Article ID Journal Published Year Pages File Type
83332 Applied Geography 2014 10 Pages PDF
Abstract

•We studied land cover changes on both sides of the Austrian–Czech border (1952–2009).•Two dissimilar political and socioeconomic systems led to different landscape patterns.•Environmental conditions had a similar influence in the two countries.•Study presents a markedly more homogenous landscape pattern in the Czech Republic.

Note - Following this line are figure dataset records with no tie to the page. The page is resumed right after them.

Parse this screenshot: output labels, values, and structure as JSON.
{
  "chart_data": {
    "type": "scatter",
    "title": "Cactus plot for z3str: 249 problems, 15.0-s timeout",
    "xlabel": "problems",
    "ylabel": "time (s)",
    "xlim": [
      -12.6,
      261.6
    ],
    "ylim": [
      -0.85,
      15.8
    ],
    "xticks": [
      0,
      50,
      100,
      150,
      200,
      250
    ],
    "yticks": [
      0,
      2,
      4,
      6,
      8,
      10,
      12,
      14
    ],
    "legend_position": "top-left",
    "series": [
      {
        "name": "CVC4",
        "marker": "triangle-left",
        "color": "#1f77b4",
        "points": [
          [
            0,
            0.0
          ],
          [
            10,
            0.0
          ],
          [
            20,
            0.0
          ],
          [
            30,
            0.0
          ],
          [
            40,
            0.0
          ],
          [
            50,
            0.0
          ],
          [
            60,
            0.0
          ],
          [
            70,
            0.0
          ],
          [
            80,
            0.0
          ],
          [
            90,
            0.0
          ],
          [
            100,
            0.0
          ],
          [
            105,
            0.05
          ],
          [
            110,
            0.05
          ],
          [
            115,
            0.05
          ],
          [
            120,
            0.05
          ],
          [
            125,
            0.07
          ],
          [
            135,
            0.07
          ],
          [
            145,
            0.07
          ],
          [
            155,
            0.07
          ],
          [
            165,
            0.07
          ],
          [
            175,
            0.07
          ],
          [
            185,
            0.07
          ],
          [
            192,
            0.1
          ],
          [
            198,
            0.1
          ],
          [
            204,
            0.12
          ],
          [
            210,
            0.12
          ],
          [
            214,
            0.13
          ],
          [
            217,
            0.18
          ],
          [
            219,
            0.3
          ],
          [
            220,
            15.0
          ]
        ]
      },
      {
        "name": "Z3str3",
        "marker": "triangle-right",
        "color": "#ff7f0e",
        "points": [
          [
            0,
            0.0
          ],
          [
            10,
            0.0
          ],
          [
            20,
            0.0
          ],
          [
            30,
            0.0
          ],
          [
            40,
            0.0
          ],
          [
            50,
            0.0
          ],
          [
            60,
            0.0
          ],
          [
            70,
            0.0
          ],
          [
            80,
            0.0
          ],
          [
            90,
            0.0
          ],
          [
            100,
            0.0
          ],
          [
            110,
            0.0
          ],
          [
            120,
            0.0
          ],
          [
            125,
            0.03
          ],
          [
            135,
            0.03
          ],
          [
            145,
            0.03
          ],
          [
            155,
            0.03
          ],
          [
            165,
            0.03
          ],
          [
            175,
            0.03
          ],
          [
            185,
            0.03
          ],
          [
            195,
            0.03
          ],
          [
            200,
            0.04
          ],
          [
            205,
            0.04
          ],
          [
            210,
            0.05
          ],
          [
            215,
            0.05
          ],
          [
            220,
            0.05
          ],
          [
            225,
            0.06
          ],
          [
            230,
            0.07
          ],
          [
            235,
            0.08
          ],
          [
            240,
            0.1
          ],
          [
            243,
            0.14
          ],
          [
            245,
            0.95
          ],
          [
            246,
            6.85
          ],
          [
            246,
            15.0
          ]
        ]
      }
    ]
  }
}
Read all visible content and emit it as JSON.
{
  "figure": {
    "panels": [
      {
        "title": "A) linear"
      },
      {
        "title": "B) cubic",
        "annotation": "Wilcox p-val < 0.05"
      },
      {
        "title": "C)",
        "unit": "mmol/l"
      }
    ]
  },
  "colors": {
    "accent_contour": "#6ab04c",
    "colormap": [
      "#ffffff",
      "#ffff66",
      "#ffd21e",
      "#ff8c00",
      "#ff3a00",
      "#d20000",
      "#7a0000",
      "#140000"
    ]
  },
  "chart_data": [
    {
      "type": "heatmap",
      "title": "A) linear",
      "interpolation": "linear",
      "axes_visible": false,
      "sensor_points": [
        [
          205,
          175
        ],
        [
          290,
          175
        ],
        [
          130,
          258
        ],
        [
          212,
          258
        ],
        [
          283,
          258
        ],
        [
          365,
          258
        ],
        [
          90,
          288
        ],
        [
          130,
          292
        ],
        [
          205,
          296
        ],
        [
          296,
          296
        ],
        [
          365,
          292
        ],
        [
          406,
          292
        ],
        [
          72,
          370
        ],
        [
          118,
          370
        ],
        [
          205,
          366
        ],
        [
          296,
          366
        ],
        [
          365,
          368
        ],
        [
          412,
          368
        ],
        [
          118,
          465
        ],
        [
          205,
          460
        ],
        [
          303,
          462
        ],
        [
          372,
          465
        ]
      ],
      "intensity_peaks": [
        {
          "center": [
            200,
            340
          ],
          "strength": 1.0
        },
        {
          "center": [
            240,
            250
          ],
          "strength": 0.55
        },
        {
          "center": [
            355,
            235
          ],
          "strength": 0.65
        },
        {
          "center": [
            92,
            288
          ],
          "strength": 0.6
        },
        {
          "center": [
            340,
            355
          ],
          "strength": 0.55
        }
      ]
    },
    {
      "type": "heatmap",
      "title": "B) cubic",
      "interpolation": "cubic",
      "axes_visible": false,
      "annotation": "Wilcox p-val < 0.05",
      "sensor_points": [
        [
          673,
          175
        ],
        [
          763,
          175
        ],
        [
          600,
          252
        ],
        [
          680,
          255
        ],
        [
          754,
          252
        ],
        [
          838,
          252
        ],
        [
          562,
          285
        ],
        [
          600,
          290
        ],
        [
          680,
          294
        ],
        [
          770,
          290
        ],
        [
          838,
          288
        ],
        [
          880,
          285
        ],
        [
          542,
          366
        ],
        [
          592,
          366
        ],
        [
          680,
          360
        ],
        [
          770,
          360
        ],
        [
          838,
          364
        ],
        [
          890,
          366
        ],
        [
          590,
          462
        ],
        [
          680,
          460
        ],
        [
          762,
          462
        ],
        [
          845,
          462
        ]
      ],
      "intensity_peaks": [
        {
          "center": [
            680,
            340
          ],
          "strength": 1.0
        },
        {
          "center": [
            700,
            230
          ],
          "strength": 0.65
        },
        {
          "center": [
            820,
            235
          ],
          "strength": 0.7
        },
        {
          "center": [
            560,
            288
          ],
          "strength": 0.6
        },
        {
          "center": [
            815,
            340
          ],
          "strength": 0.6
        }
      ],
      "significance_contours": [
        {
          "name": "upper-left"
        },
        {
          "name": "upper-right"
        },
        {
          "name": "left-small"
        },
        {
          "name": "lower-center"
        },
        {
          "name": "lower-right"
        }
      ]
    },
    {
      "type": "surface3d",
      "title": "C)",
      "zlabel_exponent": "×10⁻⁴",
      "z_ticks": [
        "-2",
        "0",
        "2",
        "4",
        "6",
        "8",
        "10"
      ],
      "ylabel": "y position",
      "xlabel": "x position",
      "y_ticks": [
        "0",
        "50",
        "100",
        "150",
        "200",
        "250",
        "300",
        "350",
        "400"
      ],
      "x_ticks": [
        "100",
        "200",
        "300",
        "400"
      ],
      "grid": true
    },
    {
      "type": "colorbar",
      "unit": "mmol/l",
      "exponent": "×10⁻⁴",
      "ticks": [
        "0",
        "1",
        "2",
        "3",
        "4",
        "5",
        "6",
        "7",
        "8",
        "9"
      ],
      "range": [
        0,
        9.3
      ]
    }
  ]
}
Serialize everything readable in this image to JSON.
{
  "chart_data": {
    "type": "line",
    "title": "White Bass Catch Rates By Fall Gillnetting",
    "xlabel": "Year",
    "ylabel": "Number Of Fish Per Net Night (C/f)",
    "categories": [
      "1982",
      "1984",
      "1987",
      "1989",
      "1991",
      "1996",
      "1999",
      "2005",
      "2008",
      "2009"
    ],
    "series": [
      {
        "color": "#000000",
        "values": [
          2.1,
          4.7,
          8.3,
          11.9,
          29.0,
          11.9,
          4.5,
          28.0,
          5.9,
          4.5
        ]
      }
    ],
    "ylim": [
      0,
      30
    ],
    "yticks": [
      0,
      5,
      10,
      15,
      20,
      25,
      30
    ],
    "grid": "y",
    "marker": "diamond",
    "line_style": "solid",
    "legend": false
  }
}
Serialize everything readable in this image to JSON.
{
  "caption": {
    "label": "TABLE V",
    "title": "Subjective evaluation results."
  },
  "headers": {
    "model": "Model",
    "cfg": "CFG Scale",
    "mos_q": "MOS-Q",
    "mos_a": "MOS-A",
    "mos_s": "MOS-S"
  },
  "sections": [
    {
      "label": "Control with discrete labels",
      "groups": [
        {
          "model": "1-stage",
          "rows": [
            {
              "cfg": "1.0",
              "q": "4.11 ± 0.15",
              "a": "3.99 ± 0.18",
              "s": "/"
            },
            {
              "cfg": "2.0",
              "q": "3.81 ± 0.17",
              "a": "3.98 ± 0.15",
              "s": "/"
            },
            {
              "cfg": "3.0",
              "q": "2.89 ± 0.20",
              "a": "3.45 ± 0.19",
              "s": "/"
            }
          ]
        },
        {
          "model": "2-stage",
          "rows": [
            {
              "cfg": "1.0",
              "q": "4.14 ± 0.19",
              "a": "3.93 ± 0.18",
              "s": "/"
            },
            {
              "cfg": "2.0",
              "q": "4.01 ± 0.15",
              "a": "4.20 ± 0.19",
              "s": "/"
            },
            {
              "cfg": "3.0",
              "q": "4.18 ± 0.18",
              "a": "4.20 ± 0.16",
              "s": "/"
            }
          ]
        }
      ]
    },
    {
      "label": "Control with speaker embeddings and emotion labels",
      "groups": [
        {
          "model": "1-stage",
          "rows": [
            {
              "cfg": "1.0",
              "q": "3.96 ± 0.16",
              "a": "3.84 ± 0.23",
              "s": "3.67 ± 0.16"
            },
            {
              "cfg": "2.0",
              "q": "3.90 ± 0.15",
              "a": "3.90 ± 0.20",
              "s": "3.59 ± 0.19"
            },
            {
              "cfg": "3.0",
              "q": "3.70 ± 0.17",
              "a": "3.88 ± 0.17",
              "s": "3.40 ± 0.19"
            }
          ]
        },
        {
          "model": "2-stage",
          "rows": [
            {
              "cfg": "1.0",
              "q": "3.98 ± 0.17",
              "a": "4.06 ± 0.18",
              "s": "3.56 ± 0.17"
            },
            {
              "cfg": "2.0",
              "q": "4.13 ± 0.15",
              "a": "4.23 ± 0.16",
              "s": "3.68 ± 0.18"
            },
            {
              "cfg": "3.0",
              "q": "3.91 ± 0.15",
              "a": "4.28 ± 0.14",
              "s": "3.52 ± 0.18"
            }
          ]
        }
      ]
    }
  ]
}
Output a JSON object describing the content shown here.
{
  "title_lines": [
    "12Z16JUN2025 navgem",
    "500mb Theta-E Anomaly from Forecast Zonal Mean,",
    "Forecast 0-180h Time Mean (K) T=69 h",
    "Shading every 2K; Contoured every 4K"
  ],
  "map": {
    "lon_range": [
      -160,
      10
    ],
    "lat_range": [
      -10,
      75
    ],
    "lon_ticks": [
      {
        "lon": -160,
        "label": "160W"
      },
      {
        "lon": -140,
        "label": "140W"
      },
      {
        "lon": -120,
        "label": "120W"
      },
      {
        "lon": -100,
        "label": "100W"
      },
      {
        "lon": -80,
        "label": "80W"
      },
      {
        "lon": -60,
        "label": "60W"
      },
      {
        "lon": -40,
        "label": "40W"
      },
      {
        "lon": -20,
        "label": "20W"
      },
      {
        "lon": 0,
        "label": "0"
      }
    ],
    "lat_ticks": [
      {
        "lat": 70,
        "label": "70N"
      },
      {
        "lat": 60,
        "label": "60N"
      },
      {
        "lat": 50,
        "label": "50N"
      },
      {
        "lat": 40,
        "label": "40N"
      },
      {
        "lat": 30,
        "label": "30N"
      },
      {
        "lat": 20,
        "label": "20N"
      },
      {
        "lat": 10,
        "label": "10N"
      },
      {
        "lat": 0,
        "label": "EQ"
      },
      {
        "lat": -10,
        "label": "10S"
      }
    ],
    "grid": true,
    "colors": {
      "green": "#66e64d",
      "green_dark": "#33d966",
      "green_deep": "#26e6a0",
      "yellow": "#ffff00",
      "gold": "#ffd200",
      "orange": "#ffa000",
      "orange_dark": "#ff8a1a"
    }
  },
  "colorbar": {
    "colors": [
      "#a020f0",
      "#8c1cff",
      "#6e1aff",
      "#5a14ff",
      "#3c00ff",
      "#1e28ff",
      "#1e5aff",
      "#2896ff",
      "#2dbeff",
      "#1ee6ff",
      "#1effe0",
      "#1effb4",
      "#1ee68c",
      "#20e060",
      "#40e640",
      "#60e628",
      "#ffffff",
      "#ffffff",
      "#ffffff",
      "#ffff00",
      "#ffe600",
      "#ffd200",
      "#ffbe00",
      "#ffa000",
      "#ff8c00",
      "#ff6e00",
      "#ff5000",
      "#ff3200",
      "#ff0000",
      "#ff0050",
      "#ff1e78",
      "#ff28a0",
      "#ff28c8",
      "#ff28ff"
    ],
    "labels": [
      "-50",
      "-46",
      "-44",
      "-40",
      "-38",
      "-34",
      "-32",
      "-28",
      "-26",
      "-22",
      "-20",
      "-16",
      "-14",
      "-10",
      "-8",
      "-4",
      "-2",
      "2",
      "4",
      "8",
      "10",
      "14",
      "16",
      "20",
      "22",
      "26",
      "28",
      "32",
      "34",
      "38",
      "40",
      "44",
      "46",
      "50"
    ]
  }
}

Cross-border research enables studying the importance of broad-scale political and socioeconomic factors on land-cover changes. Our plot-based study using GIS analysis of interpreted aerial photographs evaluates changes in rural landscape patterns on both sides of the Austrian–Czech border during 1952–2009. The method compares 20 pairs of 1 × 1 km unit square samples distributed along the entire common border and equally divided into four growing regions. Our findings confirm the key significance of historically dissimilar political and socioeconomic systems in the two countries that led to the occurrence of decidedly different farmland and landscape patterns in similar environmental conditions. Broad-scale political and socioeconomic factors also markedly affected the rates of change and direction of trends in landscape development during the examined period. The variability of environmental conditions had a similar influence in the two countries on the proportions of farmland and of permanent elements. We did not, however, confirm an influence of the environmental factors on heterogeneity of the landscapes. Overall, the study presents a markedly more homogenous landscape pattern in the Czech Republic than in Austria. While between 1952 and 2009 the agricultural landscapes increased in homogeneity in both countries, this occurred more so in the Czech Republic than in Austria.